Mari kita simak secara langsung khotbah Sang Buddha dalam “Aṅguttara Nikāya : Khotbah-Khotbah Numerikal Sang Buddha”, Judul Asli : “The Numerical Discourses of the Buddha”,
diterjemahkan dari Bahasa Pāḷi oleh Bhikkhu Bodhi, Wisdom
Publications 2012, terjemahan Bahasa Indonesia tahun 2015 oleh DhammaCitta
Press, Penerjemah Edi Wijaya dan Indra Anggara, perihal “mengikuti arus” dan
“melawan arus” terkait sikap kita terhadap kesenangan inderawi yang ditawarkan
oleh dunia fana ini, dengan kutipan sebagai berikut:
~ Mengikuti Arus ~
“Para
bhikkhu, ada empat jenis orang ini terdapat di dunia. Apakah empat ini? Orang
yang mengikuti arus; orang yang melawan arus; orang yang kokoh
dalam pikiran; dan orang yang telah menyeberang dan sampai di seberang, sang
brahmana yang berdiri di atas daratan yang tinggi.
(1) “Dan
apakah orang yang mengikuti arus? Di
sini, seseorang menikmati kenikmatan indria dan melakukan perbuatan-perbuatan
buruk. Ini disebut orang yang mengikuti arus.
(2) “Dan
apakah orang yang melawan arus? Di
sini, seseorang tidak menikmati kenikmatan indria atau melakukan perbuatan-perbuatan
buruk. Bahkan dengan kesakitan dan kesedihan, menangis dengan wajah basah oleh
air mata, ia menjalani kehidupan spiritual yang lengkap dan murni. Ini disebut
orang yang melawan arus.
(3) “Dan
apakah orang yang kokoh dalam pikiran?
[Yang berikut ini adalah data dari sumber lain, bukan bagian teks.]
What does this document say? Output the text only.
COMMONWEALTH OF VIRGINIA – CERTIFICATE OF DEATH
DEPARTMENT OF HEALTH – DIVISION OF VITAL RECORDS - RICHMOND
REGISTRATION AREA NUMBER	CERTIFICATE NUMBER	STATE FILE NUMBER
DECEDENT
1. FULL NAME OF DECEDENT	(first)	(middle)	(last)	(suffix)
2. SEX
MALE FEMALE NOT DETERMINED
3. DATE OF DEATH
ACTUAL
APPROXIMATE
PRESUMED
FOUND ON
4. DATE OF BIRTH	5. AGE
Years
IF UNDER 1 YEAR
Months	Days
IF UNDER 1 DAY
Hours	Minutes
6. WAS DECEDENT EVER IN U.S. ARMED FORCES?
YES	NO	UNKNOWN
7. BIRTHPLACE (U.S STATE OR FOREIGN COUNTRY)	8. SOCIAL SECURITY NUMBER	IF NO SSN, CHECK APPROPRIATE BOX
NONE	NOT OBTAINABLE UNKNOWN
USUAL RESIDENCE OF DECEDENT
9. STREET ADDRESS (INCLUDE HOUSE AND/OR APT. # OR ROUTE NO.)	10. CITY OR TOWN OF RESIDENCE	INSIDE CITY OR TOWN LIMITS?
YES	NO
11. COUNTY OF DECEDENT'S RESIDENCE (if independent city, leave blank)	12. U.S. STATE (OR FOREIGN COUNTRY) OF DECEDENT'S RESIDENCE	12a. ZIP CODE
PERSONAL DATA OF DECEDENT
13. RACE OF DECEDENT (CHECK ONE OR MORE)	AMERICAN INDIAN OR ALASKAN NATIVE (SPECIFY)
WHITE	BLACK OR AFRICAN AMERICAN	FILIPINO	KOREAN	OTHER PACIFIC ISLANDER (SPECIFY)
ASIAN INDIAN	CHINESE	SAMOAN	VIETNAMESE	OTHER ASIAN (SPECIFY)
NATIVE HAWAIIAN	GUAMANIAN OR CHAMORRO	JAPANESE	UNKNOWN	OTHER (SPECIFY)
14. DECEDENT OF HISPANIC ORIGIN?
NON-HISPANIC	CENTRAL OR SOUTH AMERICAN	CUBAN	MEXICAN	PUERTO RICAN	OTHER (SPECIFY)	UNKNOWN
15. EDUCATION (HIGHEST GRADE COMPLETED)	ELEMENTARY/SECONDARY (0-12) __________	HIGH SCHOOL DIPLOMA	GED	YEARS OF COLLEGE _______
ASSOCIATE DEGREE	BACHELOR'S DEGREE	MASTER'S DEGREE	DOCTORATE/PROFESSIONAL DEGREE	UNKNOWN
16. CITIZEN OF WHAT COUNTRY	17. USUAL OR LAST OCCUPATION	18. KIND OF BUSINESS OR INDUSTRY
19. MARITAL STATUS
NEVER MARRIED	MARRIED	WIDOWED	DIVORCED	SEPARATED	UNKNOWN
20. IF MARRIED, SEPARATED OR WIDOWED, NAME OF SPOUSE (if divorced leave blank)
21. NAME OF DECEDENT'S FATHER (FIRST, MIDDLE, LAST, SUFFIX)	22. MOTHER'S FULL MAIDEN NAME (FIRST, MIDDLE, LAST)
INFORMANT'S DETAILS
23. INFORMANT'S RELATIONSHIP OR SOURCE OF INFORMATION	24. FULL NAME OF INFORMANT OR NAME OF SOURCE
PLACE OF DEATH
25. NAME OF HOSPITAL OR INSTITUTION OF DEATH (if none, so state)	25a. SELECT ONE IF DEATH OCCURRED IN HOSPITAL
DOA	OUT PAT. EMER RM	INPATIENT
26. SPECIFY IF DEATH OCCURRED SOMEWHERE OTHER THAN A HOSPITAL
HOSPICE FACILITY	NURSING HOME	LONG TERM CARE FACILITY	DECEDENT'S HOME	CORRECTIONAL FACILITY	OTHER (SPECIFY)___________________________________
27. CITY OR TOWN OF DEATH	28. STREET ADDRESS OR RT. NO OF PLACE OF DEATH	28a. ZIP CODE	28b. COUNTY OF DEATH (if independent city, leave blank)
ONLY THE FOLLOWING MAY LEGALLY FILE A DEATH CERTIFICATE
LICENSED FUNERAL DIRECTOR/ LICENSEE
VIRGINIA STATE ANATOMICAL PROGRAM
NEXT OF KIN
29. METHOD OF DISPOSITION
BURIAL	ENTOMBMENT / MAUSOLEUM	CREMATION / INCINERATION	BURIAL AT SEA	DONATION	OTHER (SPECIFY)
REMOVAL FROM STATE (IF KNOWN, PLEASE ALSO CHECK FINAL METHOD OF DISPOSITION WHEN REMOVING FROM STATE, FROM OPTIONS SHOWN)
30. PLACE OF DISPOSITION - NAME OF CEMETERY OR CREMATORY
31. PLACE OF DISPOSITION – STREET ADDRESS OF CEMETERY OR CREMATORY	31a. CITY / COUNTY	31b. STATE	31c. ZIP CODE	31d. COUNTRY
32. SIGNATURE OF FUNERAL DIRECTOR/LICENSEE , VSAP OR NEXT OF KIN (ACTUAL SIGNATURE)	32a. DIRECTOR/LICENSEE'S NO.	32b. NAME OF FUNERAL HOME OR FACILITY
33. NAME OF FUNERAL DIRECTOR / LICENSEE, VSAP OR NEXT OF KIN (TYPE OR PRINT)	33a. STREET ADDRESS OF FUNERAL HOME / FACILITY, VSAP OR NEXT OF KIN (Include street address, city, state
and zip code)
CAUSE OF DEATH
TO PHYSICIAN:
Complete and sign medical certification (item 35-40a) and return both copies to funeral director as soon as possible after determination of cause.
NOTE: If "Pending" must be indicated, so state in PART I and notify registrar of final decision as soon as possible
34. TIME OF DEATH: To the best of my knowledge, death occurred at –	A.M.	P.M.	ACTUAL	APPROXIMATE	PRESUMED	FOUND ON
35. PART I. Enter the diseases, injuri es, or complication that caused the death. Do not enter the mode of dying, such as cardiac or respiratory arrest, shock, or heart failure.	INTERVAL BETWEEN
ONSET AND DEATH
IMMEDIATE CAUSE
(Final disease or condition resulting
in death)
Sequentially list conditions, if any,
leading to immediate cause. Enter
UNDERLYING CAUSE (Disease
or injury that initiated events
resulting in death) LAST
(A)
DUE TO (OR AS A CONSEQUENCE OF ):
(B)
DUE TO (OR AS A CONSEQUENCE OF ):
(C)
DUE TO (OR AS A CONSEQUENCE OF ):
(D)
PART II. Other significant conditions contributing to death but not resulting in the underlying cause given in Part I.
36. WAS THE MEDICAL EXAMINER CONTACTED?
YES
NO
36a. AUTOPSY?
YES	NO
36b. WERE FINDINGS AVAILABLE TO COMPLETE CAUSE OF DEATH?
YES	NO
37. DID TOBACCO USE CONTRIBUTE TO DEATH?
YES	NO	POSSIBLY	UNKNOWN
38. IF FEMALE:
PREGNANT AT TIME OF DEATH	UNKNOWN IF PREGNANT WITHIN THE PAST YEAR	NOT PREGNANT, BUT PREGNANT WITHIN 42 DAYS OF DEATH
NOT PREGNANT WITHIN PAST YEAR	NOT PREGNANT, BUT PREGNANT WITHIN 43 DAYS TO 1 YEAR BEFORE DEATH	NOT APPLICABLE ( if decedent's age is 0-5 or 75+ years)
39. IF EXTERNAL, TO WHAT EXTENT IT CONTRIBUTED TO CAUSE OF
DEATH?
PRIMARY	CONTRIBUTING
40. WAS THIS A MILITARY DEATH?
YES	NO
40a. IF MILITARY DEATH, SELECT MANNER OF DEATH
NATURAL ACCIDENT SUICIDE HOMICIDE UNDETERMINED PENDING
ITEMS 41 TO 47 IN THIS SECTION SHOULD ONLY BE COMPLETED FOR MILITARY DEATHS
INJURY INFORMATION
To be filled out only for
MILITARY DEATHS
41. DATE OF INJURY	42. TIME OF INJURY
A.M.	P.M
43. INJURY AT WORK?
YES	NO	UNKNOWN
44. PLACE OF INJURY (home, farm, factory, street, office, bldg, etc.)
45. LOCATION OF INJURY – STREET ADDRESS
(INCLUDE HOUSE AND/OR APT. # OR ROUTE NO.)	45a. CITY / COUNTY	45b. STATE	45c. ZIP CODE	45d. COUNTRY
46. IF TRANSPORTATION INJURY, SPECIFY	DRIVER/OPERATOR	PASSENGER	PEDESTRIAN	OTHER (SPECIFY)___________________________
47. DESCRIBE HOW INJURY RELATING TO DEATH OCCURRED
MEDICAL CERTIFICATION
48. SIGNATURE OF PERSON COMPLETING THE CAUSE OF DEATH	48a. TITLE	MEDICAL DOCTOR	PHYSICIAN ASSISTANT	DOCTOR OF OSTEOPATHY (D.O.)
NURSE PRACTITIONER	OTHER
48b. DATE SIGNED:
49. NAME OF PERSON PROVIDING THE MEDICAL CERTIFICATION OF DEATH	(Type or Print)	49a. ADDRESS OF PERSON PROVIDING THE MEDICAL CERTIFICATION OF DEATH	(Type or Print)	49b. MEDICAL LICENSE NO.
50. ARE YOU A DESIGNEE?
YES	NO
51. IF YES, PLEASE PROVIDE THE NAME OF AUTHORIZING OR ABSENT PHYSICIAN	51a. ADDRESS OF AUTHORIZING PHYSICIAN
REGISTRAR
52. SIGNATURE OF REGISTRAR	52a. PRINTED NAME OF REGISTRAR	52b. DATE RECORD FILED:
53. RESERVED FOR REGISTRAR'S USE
Di sini, dengan hancurnya kelima
belenggu yang lebih rendah, seseorang terlahir spontan, pasti mencapai nibbāna
di sana tanpa pernah kembali dari alam itu. Ini disebut orang yang kokoh dalam
pikiran.
(4) “Dan
apakah orang yang telah menyeberang dan sampai di seberang, sang brahmana yang
berdiri di atas tanah yang tinggi?
[6] Di
sini, dengan hancurnya noda-noda, seseorang telah merealisasikan untuk
dirinya sendiri dengan pengetahuan langsung, dalam kehidupan ini, kebebasan
pikiran yang tanpa noda, kebebasan melalui kebijaksanaan, dan setelah
memasukinya, ia berdiam di dalamnya. Ini disebut orang yang telah menyeberang
dan sampai di seberang, sang brahmana yang berdiri di atas daratan yang tinggi.
“Ini,
para bhikkhu, adalah keempat jenis orang yang terdapat di dunia.”
Orang-orang
itu yang tidak terkendali dalam kenikmatan indria, tidak bebas dari nafsu,
menikmati kenikmatan indria di sini, berulang-ulang kembali pada kelahiran dan
penuaan, “orang-orang yang mengikuti arus” tenggelam dalam ketagihan.
Oleh
karena itu seorang bijaksana dengan
perhatian ditegakkan, dengan tidak mendekati kenikmatan indria dan perbuatan
buruk, harus meninggalkan kenikmatan indria walaupun menyakitkan: mereka
menyebut orang ini “orang yang melawan arus.”
Orang
yang telah meninggalkan lima kekotoran, seorang yang masih berlatih yang telah
terpenuhi, tidak mungkin mundur, telah mencapai penguasaan pikiran,
indria-indrianya tenang: orang ini disebut “orang yang kokoh dalam pikiran.”
Orang
yang telah memahami hal-hal yang tinggi maupun rendah, membakarnya, sehingga
lenyap dan tidak ada lagi: orang bijaksana yang telah menjalani kehidupan
spiritual, telah mencapai akhir dunia, disebut “orang yang menyeberang.”